L’exploitation de l’homme par l’homme“: Ausbeutung bei Marx

Entgegen der Annahme, wonach Marx ganz verschiedene, einander sogar widerstreitende Begriffsverständnisse von Ausbeutung präsentiere[14], handelt es sich bei Ausbeutung um einen Gedanken, den Marx auf verschiedenen Abstraktionsniveaus und werkgeschichtlich immer konkreter ausbuchstabiert und in verschiedenen gesellschaftstheoretischen Kontexten verwendet. Zum ersten Mal wird Ausbeutung bei Marx und Engels in der Deutschen Ideologie im Rahmen einer Kritik am Utilitarismus als „l’exploitation de l’homme par l‘homme“ eingeführt. Hier formulieren die Autoren erst einmal ganz allgemein, was es mit der Ausbeutung des Menschen durch den Menschen auf sich hat, nämlich: „…daß ich mir dadurch nütze, daß ich einem Andern Abbruch tue“.[15] Im Anschluss wird Ausbeutung bei Marx als in verschiedener Gestalt auftretendes Phänomen aller bisherigen Klassengesellschaften sowohl historisiert als auch werttheoretisch, für die Erklärung des Mehrwerts in bürgerlich-kapitalistischen Gesellschaften, ausgebaut.

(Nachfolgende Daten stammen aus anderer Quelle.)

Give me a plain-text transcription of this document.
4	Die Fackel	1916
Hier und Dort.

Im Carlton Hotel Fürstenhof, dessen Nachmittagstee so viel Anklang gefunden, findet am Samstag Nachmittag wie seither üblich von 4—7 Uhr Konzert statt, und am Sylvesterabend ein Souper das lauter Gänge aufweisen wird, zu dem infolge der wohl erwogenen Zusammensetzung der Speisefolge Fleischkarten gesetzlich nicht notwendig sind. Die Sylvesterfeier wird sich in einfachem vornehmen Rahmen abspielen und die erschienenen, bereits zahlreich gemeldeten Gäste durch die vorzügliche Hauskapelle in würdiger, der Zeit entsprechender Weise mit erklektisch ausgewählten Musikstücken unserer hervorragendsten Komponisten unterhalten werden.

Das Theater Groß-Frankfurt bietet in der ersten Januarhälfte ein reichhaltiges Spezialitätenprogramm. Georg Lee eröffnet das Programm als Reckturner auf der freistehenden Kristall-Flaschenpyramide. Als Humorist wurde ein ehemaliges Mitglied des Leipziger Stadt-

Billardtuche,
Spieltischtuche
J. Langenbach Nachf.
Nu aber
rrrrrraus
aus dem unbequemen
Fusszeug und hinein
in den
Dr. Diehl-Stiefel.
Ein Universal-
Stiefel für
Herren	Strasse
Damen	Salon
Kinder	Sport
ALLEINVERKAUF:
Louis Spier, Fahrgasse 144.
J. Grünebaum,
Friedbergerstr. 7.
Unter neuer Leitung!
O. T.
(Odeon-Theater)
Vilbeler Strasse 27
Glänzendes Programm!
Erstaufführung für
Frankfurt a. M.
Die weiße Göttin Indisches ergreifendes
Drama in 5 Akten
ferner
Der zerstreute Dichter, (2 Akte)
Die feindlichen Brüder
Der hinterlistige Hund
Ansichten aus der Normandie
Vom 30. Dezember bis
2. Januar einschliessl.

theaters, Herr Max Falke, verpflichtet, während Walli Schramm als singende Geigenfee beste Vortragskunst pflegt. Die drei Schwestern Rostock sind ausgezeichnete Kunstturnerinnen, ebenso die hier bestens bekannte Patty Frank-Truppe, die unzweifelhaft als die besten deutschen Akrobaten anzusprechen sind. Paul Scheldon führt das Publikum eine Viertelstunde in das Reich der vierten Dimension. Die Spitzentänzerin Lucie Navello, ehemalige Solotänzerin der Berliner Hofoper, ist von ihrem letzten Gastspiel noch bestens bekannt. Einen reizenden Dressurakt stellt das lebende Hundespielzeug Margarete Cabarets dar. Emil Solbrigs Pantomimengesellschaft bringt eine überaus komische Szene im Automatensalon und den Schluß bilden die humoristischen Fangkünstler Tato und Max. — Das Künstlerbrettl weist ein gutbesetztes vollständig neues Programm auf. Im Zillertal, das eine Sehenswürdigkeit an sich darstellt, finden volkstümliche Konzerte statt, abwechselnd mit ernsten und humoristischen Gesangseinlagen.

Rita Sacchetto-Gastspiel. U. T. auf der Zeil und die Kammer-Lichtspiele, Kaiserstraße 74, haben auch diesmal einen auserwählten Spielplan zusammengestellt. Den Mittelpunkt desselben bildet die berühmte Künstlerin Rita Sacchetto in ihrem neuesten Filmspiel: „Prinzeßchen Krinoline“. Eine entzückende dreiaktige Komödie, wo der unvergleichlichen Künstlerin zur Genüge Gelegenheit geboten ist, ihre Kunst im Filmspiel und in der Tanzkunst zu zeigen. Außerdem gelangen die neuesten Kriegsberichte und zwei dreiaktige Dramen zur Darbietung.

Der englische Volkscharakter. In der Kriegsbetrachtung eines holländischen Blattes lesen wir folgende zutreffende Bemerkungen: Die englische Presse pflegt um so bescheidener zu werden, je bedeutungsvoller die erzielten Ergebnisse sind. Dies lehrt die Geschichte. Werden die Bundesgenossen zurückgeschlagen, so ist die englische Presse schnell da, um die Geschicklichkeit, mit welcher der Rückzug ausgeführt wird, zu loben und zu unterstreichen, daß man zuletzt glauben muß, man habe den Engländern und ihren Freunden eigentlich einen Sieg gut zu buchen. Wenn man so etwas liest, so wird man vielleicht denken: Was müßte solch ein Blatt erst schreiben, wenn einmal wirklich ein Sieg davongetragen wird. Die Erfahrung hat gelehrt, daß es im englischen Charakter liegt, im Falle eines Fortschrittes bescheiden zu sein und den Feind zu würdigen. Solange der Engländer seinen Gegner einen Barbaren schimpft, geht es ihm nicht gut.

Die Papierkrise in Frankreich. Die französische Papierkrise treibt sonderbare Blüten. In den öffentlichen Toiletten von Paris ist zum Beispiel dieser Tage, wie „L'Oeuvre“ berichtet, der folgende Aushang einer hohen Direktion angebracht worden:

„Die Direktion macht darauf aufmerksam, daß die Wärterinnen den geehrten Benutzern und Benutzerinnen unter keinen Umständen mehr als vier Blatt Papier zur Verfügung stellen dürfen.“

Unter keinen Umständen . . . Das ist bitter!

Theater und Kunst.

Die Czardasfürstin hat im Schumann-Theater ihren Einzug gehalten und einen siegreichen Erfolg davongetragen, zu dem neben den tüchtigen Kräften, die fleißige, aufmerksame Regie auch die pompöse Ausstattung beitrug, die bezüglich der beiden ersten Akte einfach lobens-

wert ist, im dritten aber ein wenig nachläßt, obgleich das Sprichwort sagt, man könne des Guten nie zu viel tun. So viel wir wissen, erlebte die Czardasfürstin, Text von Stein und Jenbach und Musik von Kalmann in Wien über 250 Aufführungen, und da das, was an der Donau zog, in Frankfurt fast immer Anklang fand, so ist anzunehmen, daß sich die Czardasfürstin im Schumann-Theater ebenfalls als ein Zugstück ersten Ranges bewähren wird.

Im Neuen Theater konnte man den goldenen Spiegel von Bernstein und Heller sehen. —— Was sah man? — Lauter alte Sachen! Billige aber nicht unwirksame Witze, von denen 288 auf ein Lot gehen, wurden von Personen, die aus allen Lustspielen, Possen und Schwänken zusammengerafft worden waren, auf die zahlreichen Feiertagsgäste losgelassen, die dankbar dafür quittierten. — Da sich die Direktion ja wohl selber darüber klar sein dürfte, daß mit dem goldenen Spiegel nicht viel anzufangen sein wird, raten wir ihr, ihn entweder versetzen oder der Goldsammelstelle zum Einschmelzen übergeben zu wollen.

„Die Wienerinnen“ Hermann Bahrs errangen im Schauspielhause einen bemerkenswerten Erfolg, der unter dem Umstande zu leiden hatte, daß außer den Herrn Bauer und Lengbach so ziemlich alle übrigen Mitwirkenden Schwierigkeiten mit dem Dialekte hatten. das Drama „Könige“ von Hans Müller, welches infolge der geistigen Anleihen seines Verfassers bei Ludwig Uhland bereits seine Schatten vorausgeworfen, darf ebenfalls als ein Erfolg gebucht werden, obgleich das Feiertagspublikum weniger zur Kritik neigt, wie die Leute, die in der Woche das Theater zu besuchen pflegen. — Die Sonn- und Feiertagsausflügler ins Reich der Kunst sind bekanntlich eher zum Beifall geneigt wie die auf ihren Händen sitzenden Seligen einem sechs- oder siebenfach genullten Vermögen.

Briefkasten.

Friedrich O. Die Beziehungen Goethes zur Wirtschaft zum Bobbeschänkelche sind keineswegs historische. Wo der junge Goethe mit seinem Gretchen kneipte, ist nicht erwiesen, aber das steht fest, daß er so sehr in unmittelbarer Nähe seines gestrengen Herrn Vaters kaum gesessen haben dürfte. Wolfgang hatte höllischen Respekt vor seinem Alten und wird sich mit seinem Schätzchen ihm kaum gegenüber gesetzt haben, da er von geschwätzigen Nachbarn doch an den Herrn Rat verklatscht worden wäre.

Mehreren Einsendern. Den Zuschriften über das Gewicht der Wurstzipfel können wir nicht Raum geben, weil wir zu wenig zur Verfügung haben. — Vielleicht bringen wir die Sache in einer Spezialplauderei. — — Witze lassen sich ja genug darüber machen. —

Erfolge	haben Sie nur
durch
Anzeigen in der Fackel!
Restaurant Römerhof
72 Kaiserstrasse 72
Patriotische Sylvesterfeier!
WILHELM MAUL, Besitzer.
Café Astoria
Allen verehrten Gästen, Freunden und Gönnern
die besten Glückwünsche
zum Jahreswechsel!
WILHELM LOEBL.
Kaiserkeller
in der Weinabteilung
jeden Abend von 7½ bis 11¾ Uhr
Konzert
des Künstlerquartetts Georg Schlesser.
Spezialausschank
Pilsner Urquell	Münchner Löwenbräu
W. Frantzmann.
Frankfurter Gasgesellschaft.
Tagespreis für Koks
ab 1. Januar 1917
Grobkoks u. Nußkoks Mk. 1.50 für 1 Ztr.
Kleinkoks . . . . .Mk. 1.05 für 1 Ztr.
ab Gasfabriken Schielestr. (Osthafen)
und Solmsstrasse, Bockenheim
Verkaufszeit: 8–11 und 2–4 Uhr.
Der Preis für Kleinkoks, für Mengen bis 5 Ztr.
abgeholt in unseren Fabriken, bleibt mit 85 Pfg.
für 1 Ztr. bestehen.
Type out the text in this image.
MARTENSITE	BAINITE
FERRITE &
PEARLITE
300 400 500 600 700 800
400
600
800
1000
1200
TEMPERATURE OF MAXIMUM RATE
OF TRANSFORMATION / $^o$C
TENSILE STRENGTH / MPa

Dass Ausbeutung noch immer auf die werttheoretische Erklärung der Profitgenerierung festgenagelt wird, verdankt sich Marx‘ spezifischem Interesse an der bürgerlich-kapitalistischen Gesellschaft, die „alle frühern auf direkter Zwangsarbeit beruhenden Produktionssysteme“ „an Energie, Maßlosigkeit und Wirksamkeit“ „übergipfelt“.[16] Es geht ihm hier insbesondere um die Beantwortung der Frage, wie die Generierung von Profiten im Rahmen einer Produktionsweise möglich ist, deren Zirkulationsprozess auf Äquivalententausch basiert und deren Ausbeutungscharakter durch die Warenform der Arbeitsprodukte verschleiert wird. Marx löst dieses Rätsel ungemein klug, in dem er den auf Profiterwirtschaftung abzielenden Ausbeutungsprozess als paradoxe Entstehung von Differenz unter Wahrung von Äquivalenz begreift. Kapitalistische Ausbeutung bezeichnet für ihn grundlegend die Aneignung einer spezifischen Wertdifferenz, die sich aus dem Wert der Ware Arbeitskraft und dem Wert der Ware als Arbeitsprodukt ergibt. Waren werden äquivalent zu ihren Werten getauscht, ein Überschuss dennoch privat angeeignet. Weil Ausbeutung für Marx in vorbürgerlichen Gesellschaften weniger „mystifiziert“ auftritt als im Kapitalismus, bedarf sie keiner so gründlichen wissenschaftlichen Analyse. Die Werttheorie hat daher genau den Zweck, gesellschaftlich verschleierte Wertdifferenzen begrifflich „sichtbar“ zu machen.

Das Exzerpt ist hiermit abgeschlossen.